Traffic metrics show 17 visitors in the last 30 days, which reflects either limited marketing efforts, a B2B sales-driven model, or early-stage traction. This presents both risk and opportunity: limited organic reach could mean an undermarketed asset, or it could indicate the business relies on direct sales channels that aren't captured in web analytics.
Why Acquire Fheri?
For strategic acquirers, Fheri may represent several acquisition opportunities. First, at $500, the capital outlay is negligible, making this suitable for portfolio builders, holding companies, or founders experimenting with acquisitions. Second, the high profit margin suggests the business model is fundamentally sound and could be scaled with additional marketing investment or customer outreach.
Potential acquirers might consider: integrating Fheri's sales functionality into an existing product suite, leveraging its Canadian market presence, or using it as a foundation to test new sales methodologies within their portfolio. Early-stage startups like Fheri often succeed not because of their initial traction but because of the underlying problem they solve and the team behind them.

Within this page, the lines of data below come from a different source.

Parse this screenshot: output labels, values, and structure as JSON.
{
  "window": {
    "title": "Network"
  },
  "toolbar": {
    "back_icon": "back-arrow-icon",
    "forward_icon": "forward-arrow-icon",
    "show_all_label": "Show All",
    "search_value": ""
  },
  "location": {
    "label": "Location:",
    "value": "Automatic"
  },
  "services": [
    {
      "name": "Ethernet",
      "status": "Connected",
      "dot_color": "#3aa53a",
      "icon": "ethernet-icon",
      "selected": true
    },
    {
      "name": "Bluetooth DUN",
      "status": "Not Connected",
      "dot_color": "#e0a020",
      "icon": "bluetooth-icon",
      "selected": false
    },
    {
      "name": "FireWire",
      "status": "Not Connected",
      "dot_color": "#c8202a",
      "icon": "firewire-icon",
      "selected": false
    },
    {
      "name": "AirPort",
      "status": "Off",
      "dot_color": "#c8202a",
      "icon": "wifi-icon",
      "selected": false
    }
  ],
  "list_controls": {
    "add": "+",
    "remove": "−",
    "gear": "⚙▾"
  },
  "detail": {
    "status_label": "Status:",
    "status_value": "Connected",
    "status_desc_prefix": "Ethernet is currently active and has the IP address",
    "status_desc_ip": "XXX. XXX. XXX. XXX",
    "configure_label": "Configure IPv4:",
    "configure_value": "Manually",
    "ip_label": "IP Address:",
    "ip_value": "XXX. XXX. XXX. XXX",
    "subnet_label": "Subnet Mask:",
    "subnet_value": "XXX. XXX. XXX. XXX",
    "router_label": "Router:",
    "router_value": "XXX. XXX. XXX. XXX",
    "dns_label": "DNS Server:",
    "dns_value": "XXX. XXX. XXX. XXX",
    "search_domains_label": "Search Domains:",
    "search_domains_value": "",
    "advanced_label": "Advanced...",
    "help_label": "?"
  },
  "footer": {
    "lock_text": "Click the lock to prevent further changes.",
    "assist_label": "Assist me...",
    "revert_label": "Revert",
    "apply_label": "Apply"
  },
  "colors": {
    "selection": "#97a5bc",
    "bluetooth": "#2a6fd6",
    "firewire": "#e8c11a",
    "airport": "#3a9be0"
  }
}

Considerations Before Acquisition
Due diligence is essential when evaluating Fheri. Key questions include: who are the current customers, what is the customer retention rate, and what portion of the $5,000 MRR comes from how many customers? Understanding revenue concentration risk is critical—if revenue comes from one or two customers, acquisition risk increases significantly.
Additionally, verify the accuracy of the 80% profit margin claim by reviewing actual expenses, including customer support, hosting, and any personnel costs. The low website traffic and young founding date (2025) mean the business is pre-product-market fit stage, offering both upside potential and execution risk.
Track verified metrics for Fheri on TruStats Acquire to monitor changes in MRR, traffic, and other performance indicators. The asking price of $500 makes this a low-risk acquisition opportunity, but buyers should still conduct comprehensive due diligence before committing.
Fheri Valuation
Frequently Asked Questions
Fheri is a sales-focused software business based in Canada, founded in 2025. The startup operates in the SaaS category and is currently listed for acquisition on TruStats Acquire. With a reported 80% profit margin and $5,000 in monthly recurring revenue (MRR), Fheri represents a lean, profitable business model that may appeal to acquirers seeking cash-generative assets or founders interested in bootstrapped SaaS ventures.